Initiation of Glucocorticoid Therapy: Before or After Temporal Artery Biopsy?

Younge, Brian R.; Cook Jr., Briggs E.; Bartley, George B.; Hodge, David O.; Hunder, Gene G.
April 2004
Mayo Clinic Proceedings;Apr2004, Vol. 79 Issue 4, p483
Academic Journal
• Objective: To identify clinical findings in patients with suspected giant cell arteritis (GCA) that may help clinicians decide when to initiate glucocorticoid therapy. • Patients and Methods: Medical diagnostic codes and surgical indexing were used to identify all patients who had temporal artery biopsy at the Mayo Clinic in Rochester, Minn, between January 1, 1988, and December 31, 1997. Patient medical records were abstracted for pertinent clinical data, glucocorticoid use, and final diagnoses. Sensitivities, specificities, predictive values, and likelihood ratios were calculated for the association of the various clinical findings and the presence of a positive biopsy result. Graphic and arithmetic models were constructed to predict positive temporal artery biopsy results. • Results: During the 10-year interval, 1113 patients had temporal artery biopsy. The results were positive for GCA in 373 patients (335%) and negative in 740 (66.5%). Twenty percent of all patients were taking glucocorticoids at the time of biopsy. The presence of jaw claudication had a positive predictive value of 78. Combinations of jaw claudication with new headache, scalp tenderness, and decreased vision had still higher values. Positive likelihood ratios in patients with these combinations and in those with diplopia were greater than 3. A normal erythrocyte sedimentation rate in patients not taking corticosteroids provided a high negative likelihood ratio of 40. An arithmetic equation provided the probability of a positive biopsy result on a continuous scale using 6 variables identified by logistic regression.
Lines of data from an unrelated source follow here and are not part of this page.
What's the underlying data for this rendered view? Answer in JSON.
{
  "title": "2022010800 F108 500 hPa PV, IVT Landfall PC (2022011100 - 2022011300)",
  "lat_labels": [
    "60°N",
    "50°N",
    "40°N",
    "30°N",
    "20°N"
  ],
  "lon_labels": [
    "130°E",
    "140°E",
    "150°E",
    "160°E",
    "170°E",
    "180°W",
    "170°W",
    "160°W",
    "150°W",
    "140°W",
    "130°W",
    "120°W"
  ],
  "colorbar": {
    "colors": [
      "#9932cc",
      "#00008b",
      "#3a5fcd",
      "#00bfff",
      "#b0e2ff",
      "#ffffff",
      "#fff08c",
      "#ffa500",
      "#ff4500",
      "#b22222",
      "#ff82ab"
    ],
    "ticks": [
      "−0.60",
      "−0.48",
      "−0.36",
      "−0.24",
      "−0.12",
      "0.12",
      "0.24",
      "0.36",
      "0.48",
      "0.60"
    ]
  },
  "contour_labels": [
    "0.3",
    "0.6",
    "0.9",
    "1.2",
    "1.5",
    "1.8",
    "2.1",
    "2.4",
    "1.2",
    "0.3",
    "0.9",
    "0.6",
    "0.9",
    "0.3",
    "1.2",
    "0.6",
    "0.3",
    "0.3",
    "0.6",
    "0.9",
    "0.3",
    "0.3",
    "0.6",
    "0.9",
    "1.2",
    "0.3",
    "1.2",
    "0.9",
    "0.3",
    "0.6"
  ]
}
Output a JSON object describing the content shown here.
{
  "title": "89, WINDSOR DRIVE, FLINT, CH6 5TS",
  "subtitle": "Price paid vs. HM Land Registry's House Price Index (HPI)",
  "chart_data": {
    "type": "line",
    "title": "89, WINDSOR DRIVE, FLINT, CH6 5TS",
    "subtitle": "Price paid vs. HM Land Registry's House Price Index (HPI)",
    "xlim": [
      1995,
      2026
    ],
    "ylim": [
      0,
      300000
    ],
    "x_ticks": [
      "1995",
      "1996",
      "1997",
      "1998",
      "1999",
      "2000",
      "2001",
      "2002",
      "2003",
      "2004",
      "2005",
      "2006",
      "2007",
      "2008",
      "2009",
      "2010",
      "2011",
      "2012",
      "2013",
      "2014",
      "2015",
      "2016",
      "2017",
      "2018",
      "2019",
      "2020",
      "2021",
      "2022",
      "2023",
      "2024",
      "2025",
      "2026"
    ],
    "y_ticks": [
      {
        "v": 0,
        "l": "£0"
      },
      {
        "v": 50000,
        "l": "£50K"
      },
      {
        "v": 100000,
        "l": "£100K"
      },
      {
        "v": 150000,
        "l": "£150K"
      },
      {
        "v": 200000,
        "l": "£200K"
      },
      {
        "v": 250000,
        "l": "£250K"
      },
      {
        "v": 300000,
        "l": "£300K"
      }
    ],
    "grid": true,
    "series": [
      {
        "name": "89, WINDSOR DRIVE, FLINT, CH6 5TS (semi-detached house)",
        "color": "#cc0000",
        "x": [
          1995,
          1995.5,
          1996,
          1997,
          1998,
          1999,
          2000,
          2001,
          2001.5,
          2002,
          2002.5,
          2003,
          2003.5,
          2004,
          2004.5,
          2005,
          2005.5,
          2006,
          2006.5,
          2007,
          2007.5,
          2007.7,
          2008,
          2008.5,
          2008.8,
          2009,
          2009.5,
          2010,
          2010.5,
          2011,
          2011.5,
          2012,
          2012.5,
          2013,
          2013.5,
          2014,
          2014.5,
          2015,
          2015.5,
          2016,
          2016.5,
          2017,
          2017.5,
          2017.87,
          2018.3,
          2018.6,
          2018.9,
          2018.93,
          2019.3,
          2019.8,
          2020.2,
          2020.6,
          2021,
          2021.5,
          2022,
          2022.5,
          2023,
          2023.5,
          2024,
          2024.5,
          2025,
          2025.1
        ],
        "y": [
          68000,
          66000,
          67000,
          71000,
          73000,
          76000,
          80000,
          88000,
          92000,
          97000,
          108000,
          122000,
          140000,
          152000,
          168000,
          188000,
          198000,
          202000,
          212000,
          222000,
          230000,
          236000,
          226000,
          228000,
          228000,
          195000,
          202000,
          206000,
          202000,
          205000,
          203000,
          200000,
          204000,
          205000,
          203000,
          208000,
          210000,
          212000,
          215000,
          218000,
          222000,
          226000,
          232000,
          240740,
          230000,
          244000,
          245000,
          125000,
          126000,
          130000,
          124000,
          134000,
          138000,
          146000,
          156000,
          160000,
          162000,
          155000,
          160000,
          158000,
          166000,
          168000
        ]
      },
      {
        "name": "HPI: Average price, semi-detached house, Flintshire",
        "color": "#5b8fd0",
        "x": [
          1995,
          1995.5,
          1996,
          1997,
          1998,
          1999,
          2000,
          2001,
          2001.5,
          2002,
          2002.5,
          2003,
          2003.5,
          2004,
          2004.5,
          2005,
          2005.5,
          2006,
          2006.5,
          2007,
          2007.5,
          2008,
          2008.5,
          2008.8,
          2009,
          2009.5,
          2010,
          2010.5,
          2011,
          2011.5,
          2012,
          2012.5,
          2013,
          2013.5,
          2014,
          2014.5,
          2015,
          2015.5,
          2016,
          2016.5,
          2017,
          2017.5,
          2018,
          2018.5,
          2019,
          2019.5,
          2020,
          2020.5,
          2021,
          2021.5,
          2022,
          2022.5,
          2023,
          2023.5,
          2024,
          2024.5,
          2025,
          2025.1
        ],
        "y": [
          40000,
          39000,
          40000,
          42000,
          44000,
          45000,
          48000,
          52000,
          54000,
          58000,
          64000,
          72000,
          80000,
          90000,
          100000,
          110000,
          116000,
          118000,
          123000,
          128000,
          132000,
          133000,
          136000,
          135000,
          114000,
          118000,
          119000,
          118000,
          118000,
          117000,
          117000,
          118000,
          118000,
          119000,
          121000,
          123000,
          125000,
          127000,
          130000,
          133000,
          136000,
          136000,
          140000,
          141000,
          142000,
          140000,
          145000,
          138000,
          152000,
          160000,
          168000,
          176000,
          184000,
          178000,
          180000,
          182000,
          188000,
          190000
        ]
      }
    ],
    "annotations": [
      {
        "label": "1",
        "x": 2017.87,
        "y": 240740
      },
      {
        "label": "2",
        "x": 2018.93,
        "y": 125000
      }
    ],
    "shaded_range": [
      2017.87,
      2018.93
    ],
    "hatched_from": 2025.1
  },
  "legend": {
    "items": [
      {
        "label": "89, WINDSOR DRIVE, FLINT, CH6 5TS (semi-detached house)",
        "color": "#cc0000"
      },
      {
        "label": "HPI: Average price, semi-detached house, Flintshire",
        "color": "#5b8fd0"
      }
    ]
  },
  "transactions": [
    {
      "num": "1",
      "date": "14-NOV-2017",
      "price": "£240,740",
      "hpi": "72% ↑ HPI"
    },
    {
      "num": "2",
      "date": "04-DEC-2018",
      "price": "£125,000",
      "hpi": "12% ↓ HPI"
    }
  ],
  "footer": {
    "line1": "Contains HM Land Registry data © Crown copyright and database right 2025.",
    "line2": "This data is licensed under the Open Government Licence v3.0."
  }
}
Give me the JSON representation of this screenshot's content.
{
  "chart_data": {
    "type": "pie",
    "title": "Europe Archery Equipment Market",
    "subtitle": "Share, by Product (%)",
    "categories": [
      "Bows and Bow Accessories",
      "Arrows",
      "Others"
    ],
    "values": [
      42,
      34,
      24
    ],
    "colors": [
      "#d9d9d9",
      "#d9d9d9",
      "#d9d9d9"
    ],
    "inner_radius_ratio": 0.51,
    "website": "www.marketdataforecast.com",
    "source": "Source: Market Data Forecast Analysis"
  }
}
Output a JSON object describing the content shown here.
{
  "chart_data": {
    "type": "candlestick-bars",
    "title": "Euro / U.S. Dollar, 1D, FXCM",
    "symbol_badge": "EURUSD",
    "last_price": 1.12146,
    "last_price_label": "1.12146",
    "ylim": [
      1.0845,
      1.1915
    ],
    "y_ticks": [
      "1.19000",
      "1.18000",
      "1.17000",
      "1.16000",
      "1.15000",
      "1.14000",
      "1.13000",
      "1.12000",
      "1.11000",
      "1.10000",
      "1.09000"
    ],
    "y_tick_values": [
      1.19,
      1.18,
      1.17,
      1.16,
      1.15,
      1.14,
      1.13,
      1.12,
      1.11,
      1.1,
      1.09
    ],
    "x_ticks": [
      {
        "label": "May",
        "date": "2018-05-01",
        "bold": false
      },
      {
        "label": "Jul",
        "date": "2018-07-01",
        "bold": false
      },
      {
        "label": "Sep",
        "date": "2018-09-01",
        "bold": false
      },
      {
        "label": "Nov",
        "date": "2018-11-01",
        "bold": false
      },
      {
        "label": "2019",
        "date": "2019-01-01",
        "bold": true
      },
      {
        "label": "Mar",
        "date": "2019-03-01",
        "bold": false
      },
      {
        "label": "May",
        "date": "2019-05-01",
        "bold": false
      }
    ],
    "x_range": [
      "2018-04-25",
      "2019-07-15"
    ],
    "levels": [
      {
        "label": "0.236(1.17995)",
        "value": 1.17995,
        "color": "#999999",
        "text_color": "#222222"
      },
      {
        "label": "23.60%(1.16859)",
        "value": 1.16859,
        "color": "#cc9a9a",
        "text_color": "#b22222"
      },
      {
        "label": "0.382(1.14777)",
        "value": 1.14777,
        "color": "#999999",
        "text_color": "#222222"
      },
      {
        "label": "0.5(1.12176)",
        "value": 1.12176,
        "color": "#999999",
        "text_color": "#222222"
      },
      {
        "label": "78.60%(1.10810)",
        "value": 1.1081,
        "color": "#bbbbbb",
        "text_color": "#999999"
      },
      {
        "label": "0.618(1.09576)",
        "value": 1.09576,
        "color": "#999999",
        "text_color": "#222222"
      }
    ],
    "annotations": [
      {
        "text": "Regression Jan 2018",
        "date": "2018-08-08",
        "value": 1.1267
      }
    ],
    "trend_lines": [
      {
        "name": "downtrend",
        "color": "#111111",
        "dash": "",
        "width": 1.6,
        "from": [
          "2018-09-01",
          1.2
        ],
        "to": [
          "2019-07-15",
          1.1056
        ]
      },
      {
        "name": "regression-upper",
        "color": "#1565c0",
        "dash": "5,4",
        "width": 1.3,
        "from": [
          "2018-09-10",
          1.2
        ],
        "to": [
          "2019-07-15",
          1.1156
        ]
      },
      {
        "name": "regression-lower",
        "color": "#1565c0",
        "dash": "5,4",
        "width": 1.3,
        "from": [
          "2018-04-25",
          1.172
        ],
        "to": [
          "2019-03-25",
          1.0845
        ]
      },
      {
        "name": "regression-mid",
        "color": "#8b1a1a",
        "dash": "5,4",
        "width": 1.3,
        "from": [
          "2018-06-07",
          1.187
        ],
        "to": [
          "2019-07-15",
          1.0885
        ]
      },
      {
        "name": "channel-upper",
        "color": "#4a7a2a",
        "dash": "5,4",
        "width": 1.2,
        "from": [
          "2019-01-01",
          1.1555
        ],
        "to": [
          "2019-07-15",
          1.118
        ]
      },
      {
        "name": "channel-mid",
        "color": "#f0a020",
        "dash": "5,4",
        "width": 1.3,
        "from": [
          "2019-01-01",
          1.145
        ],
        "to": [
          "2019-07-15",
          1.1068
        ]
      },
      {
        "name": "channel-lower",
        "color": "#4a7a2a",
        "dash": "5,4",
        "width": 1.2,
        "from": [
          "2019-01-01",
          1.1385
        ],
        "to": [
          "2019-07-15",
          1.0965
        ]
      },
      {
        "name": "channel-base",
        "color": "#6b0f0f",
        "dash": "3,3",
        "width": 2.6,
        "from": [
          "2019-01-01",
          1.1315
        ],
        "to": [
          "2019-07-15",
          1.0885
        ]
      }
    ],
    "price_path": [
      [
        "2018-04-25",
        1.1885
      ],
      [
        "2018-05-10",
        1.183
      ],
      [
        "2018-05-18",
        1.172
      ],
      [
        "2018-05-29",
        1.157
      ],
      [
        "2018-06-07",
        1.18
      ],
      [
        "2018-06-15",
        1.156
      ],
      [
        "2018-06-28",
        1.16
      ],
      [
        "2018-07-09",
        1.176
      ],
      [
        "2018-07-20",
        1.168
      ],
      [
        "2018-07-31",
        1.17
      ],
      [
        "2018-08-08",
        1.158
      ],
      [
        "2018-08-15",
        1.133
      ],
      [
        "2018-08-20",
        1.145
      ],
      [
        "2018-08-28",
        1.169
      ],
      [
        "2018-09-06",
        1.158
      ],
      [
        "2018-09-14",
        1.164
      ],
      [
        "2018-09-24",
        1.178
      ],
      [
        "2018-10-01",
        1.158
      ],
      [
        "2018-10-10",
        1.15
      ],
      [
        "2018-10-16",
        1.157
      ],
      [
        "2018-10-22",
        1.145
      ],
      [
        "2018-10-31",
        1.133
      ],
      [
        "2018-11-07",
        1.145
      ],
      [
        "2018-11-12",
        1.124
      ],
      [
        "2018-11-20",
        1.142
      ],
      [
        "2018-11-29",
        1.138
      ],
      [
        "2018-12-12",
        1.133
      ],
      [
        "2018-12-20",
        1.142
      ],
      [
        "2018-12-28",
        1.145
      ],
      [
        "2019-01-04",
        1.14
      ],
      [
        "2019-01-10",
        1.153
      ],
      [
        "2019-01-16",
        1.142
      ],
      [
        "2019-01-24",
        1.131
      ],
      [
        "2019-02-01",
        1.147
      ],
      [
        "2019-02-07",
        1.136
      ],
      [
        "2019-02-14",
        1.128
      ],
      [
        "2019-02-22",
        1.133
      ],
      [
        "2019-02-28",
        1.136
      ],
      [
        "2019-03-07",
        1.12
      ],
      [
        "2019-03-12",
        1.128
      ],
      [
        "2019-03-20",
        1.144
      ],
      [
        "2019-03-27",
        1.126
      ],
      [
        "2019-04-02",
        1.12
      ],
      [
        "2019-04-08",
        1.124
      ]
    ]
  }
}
Patients with a greater than 80% chance of a positive biopsy result and those with less than a 10% chance were identified. • Conclusion: Positive predictive values, likelihood ratios, and an arithmetic formula identify patients who have an increased or decreased chance of a positive temporal artery biopsy result. Use of these methods to determine early initiation of glucocorticoid therapy before temporal artery biopsy or deferral until after biopsy may help reduce both vascular complications of GCA and adverse effects of corticosteroids.